Les larmes grossissent de plus en plus, j'essaie vainement de les retenir mais je n'y arrive pas. Je mets à pleurer en sachant très bien que je serais davantage critiqué par ma génitrice et qu'elle finira par trouver un moyen de me faire payer notre retard. En me voyant pleurer le visage de celle-ci s'empourpre progressivement jusqu'à devenir rouge de colère et je sais que je dois vite tenter de me gainer un minimum pour subir ses foudres à venir. Or rien n'y fait, les larmes continuent seules à s'échapper de mes paupières.
- Mais enfin quelle comédie est-ce là ? N'es-tu pas encore assez repoussante, pour t'enlaidir encore de larmes ? Je n'en peux plus de tout ça, quel mal ai-je bien pu causer dans une autre vie pour que le destin soit si cruel en m'offrant une fille telle que toi ?! Je me demande quel malheur la vie nous réserve-t-elle encore pour t'avoir faite si peu à ton avantage ?! Ces cheveux noirs corbeau, presque bleu, ces yeux beaucoup trop clairs pour une peau si blanche, ces rondeurs disgracieuses, cette absence de grâce et de finesse qui devrait caractériser les jeunes filles de ton âge sont tout simplement déplorable ! Il ne nous reste donc que cette solution pour pallier cette catastrophe !
Elle dirige vers une des commodes de ma chambre et en sort un corset.
- Voilà qui devraient atténuer un peu tes rondeurs graisseuses!
Elle retire ma robe d'été et me force à mettre cette chose que je déteste par-dessus tout. J'ai l'impression d'étouffer mais je sais très bien que contester la mise du corset, sera comme déclencher le cataclysme du siècle. Je garde les yeux baissés, je me rhabille avec une évidente réticence.
Ma mère souffle d'impatience et me dit:
- Malheureusement, je ne peux en faire plus. Tu ne seras définitivement jamais une reine de beauté quoi que je fasse !
Son air se fait résigné et elle secoue la tête de droite à gauche comme pour signifier qu'il ne reste aucun espoir. Elle lève les yeux sur l'horloge en pure perte car nous savons toutes les deux que nous sommes en retard. Elle pointe son index dans ma direction.
- Tout cela est de ta faute, maintenant dépêches-toi! nous sommes déjà très en retard, or ce rendez-vous est programmé depuis un mois! Et ne me regarde pas avec ces yeux-là ! Vàeiv est un excellent parti il nous assurera un avenir, chose que ton pauvre père a été incapable de nous offrir ! D'ailleurs une chance comme la nôtre est rare !
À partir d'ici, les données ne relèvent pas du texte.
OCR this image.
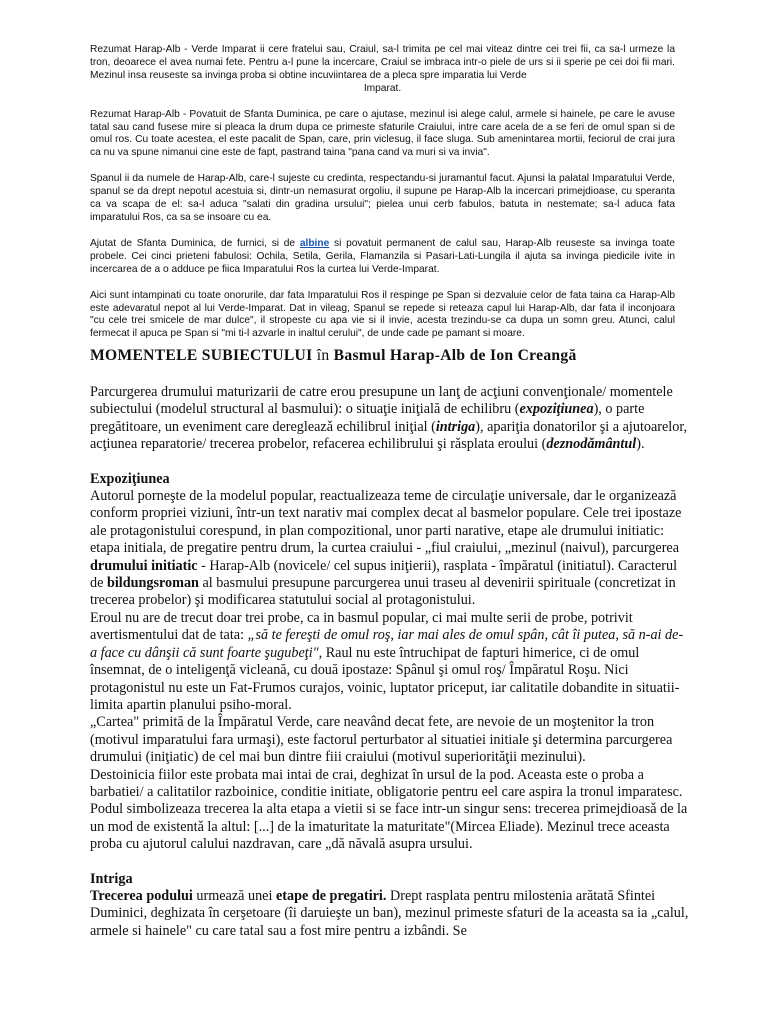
Rezumat Harap-Alb - Verde Imparat ii cere fratelui sau, Craiul, sa-l trimita pe cel mai viteaz dintre cei trei fii, ca sa-l urmeze la tron, deoarece el avea numai fete. Pentru a-l pune la incercare, Craiul se imbraca intr-o piele de urs si ii sperie pe cei doi fii mari. Mezinul insa reuseste sa invinga proba si obtine incuviintarea de a pleca spre imparatia lui Verde

Imparat.

Rezumat Harap-Alb - Povatuit de Sfanta Duminica, pe care o ajutase, mezinul isi alege calul, armele si hainele, pe care le avuse tatal sau cand fusese mire si pleaca la drum dupa ce primeste sfaturile Craiului, intre care acela de a se feri de omul span si de omul ros. Cu toate acestea, el este pacalit de Span, care, prin viclesug, il face sluga. Sub amenintarea mortii, feciorul de crai jura ca nu va spune nimanui cine este de fapt, pastrand taina "pana cand va muri si va invia".

Spanul ii da numele de Harap-Alb, care-l sujeste cu credinta, respectandu-si juramantul facut. Ajunsi la palatal Imparatului Verde, spanul se da drept nepotul acestuia si, dintr-un nemasurat orgoliu, il supune pe Harap-Alb la incercari primejdioase, cu speranta ca va scapa de el: sa-l aduca "salati din gradina ursului"; pielea unui cerb fabulos, batuta in nestemate; sa-l aduca fata imparatului Ros, ca sa se insoare cu ea.

Ajutat de Sfanta Duminica, de furnici, si de albine si povatuit permanent de calul sau, Harap-Alb reuseste sa invinga toate probele. Cei cinci prieteni fabulosi: Ochila, Setila, Gerila, Flamanzila si Pasari-Lati-Lungila il ajuta sa invinga piedicile ivite in incercarea de a o adduce pe fiica Imparatului Ros la curtea lui Verde-Imparat.

Aici sunt intampinati cu toate onorurile, dar fata Imparatului Ros il respinge pe Span si dezvaluie celor de fata taina ca Harap-Alb este adevaratul nepot al lui Verde-Imparat. Dat in vileag, Spanul se repede si reteaza capul lui Harap-Alb, dar fata il inconjoara "cu cele trei smicele de mar dulce", il stropeste cu apa vie si il invie, acesta trezindu-se ca dupa un somn greu. Atunci, calul fermecat il apuca pe Span si "mi ti-l azvarle in inaltul cerului", de unde cade pe pamant si moare.

MOMENTELE SUBIECTULUI în Basmul Harap-Alb de Ion Creangă

Parcurgerea drumului maturizarii de catre erou presupune un lanţ de acţiuni convenţionale/ momentele subiectului (modelul structural al basmului): o situaţie iniţială de echilibru (expoziţiunea), o parte pregătitoare, un eveniment care deregleazǎ echilibrul iniţial (intriga), apariţia donatorilor şi a ajutoarelor, acţiunea reparatorie/ trecerea probelor, refacerea echilibrului şi rǎsplata eroului (deznodǎmântul).

Expoziţiunea

Autorul porneşte de la modelul popular, reactualizeaza teme de circulaţie universale, dar le organizează conform propriei viziuni, într-un text narativ mai complex decat al basmelor populare. Cele trei ipostaze ale protagonistului corespund, in plan compozitional, unor parti narative, etape ale drumului initiatic: etapa initiala, de pregatire pentru drum, la curtea craiului - „fiul craiului, „mezinul (naivul), parcurgerea drumului initiatic - Harap-Alb (novicele/ cel supus iniţierii), rasplata - împăratul (initiatul). Caracterul de bildungsroman al basmului presupune parcurgerea unui traseu al devenirii spirituale (concretizat in trecerea probelor) şi modificarea statutului social al protagonistului.

Eroul nu are de trecut doar trei probe, ca in basmul popular, ci mai multe serii de probe, potrivit avertismentului dat de tata: „să te fereşti de omul roş, iar mai ales de omul spân, cât îi putea, să n-ai de-a face cu dânşii că sunt foarte şugubeţi", Raul nu este întruchipat de fapturi himerice, ci de omul însemnat, de o inteligenţă vicleană, cu două ipostaze: Spânul şi omul roş/ Împăratul Roşu. Nici protagonistul nu este un Fat-Frumos curajos, voinic, luptator priceput, iar calitatile dobandite in situatii-limita apartin planului psiho-moral.

„Cartea" primită de la Împăratul Verde, care neavând decat fete, are nevoie de un moştenitor la tron (motivul imparatului fara urmaşi), este factorul perturbator al situatiei initiale şi determina parcurgerea drumului (iniţiatic) de cel mai bun dintre fiii craiului (motivul superiorităţii mezinului).

Destoinicia fiilor este probata mai intai de crai, deghizat în ursul de la pod. Aceasta este o proba a barbatiei/ a calitatilor razboinice, conditie initiate, obligatorie pentru eel care aspira la tronul imparatesc. Podul simbolizeaza trecerea la alta etapa a vietii si se face intr-un singur sens: trecerea primejdioasǎ de la un mod de existentǎ la altul: [...] de la imaturitate la maturitate"(Mircea Eliade). Mezinul trece aceasta proba cu ajutorul calului nazdravan, care „dă năvală asupra ursului.

Intriga

Trecerea podului urmează unei etape de pregatiri. Drept rasplata pentru milostenia arătată Sfintei Duminici, deghizata în cerşetoare (îi daruieşte un ban), mezinul primeste sfaturi de la aceasta sa ia „calul, armele si hainele" cu care tatal sau a fost mire pentru a izbândi. Se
Après ce petit discours elle m'entraîne devant la maison ou un homme nous attend la portière ouverte sur une magnifique voiture. Avant que nous ne puissions nous avancer pour monter, elle me glisse discrètement ces mots.
- À partir de maintenant fais-toi discrète, si on te pose une question répond les yeux baissés avec humilité ! Tu n'es déjà pas très jolie inutile d'attirer l'attention sur toi ! Rappelles-toi que si cette opportunité nous est offerte c'est uniquement parce que le Laos à considéré que je ferrais l'épouse et la mère idéale; alors s'il te plaît ne gâche pas tout.
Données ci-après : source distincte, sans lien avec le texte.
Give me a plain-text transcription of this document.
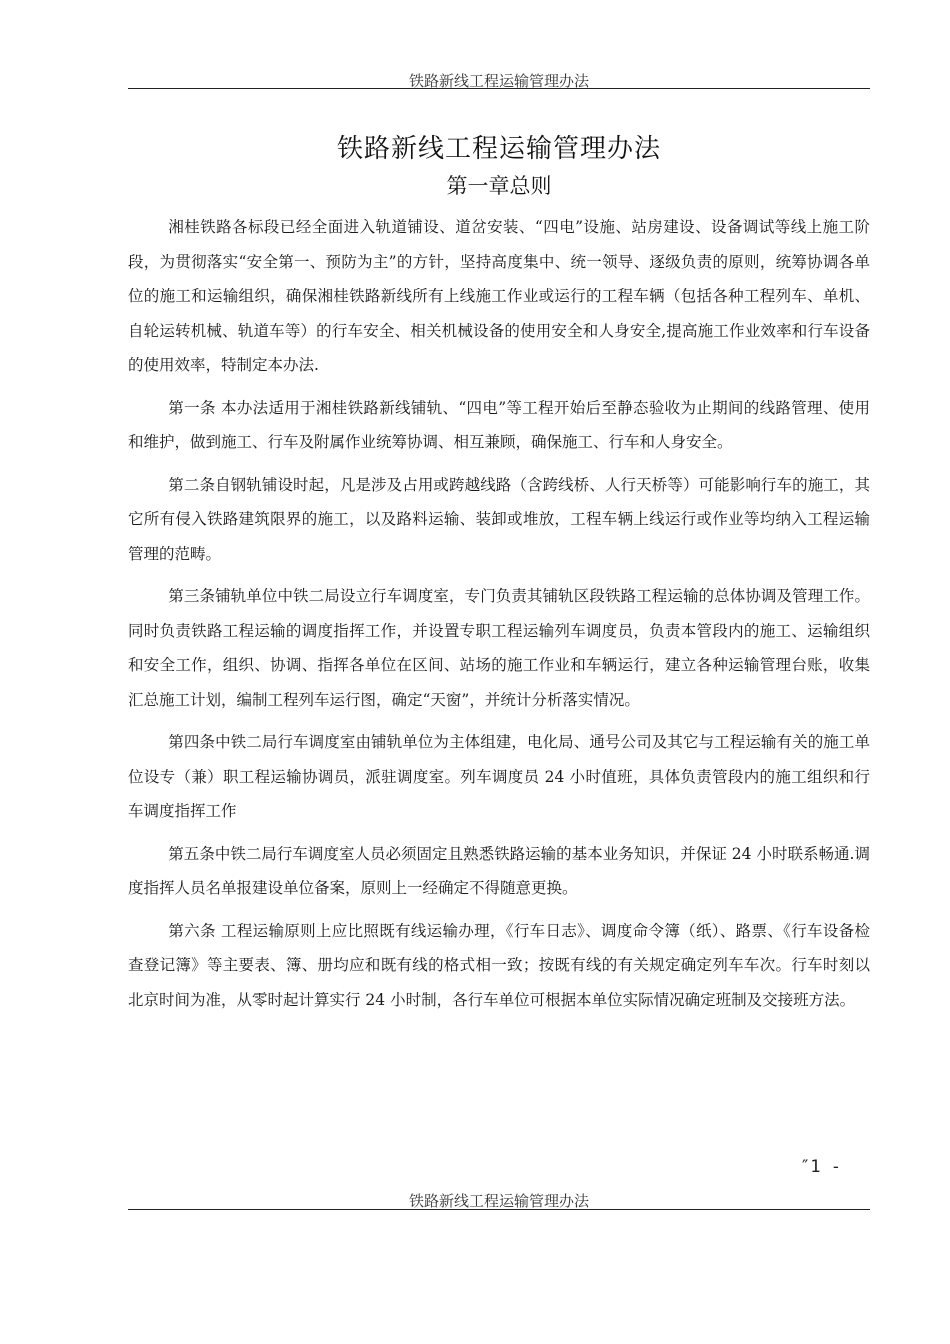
铁路新线工程运输管理办法
铁路新线工程运输管理办法
第一章总则

湘桂铁路各标段已经全面进入轨道铺设、道岔安装、“四电”设施、站房建设、设备调试等线上施工阶段，为贯彻落实“安全第一、预防为主”的方针，坚持高度集中、统一领导、逐级负责的原则，统筹协调各单位的施工和运输组织，确保湘桂铁路新线所有上线施工作业或运行的工程车辆（包括各种工程列车、单机、自轮运转机械、轨道车等）的行车安全、相关机械设备的使用安全和人身安全,提高施工作业效率和行车设备的使用效率，特制定本办法.

第一条 本办法适用于湘桂铁路新线铺轨、“四电”等工程开始后至静态验收为止期间的线路管理、使用和维护，做到施工、行车及附属作业统筹协调、相互兼顾，确保施工、行车和人身安全。

第二条自钢轨铺设时起，凡是涉及占用或跨越线路（含跨线桥、人行天桥等）可能影响行车的施工，其它所有侵入铁路建筑限界的施工，以及路料运输、装卸或堆放，工程车辆上线运行或作业等均纳入工程运输管理的范畴。

第三条铺轨单位中铁二局设立行车调度室，专门负责其铺轨区段铁路工程运输的总体协调及管理工作。同时负责铁路工程运输的调度指挥工作，并设置专职工程运输列车调度员，负责本管段内的施工、运输组织和安全工作，组织、协调、指挥各单位在区间、站场的施工作业和车辆运行，建立各种运输管理台账，收集汇总施工计划，编制工程列车运行图，确定“天窗”，并统计分析落实情况。

第四条中铁二局行车调度室由铺轨单位为主体组建，电化局、通号公司及其它与工程运输有关的施工单位设专（兼）职工程运输协调员，派驻调度室。列车调度员 24 小时值班，具体负责管段内的施工组织和行车调度指挥工作

第五条中铁二局行车调度室人员必须固定且熟悉铁路运输的基本业务知识，并保证 24 小时联系畅通.调度指挥人员名单报建设单位备案，原则上一经确定不得随意更换。

第六条 工程运输原则上应比照既有线运输办理，《行车日志》、调度命令簿（纸）、路票、《行车设备检查登记簿》等主要表、簿、册均应和既有线的格式相一致；按既有线的有关规定确定列车车次。行车时刻以北京时间为准，从零时起计算实行 24 小时制，各行车单位可根据本单位实际情况确定班制及交接班方法。

″1 -
铁路新线工程运输管理办法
Lorsqu'elle s'avance avec moi en direction de la voiture son expression à complètement changée. Je la regarde faire avec un sentiment de honte croissant, en sachant que je n'ai jamais été et ne serai jamais à la hauteur de ses aspirations. La tyrannie de l'apparence est le maître d'oeuvre de notre société, on distingue trois classes selon lesquelles nous devons nous conformer, les qualikaeis, les regelais et les manoaeis.
Or Vàeiv faisait partie des qualikaeis la classe d'élite, richesses, pouvoir et influence lui étaient acquis, les mariages de notre monde étaient généralement des mariages arrangés, organisés par le Laos nos chefs spirituels. Je n'étais pas heureuse de cette affaire, cela faisait à peine un an que nous avions perdu papa pourtant le Laos avait considéré que maman était parfaite pour un des qualikaeis qui venaient de perdre sa femme et qui avaient un fils de mon âge. Lorsque la porte de la voiture se referme sur nous et que je vois notre maison s'éloigner une larme solitaire dévale mes joues.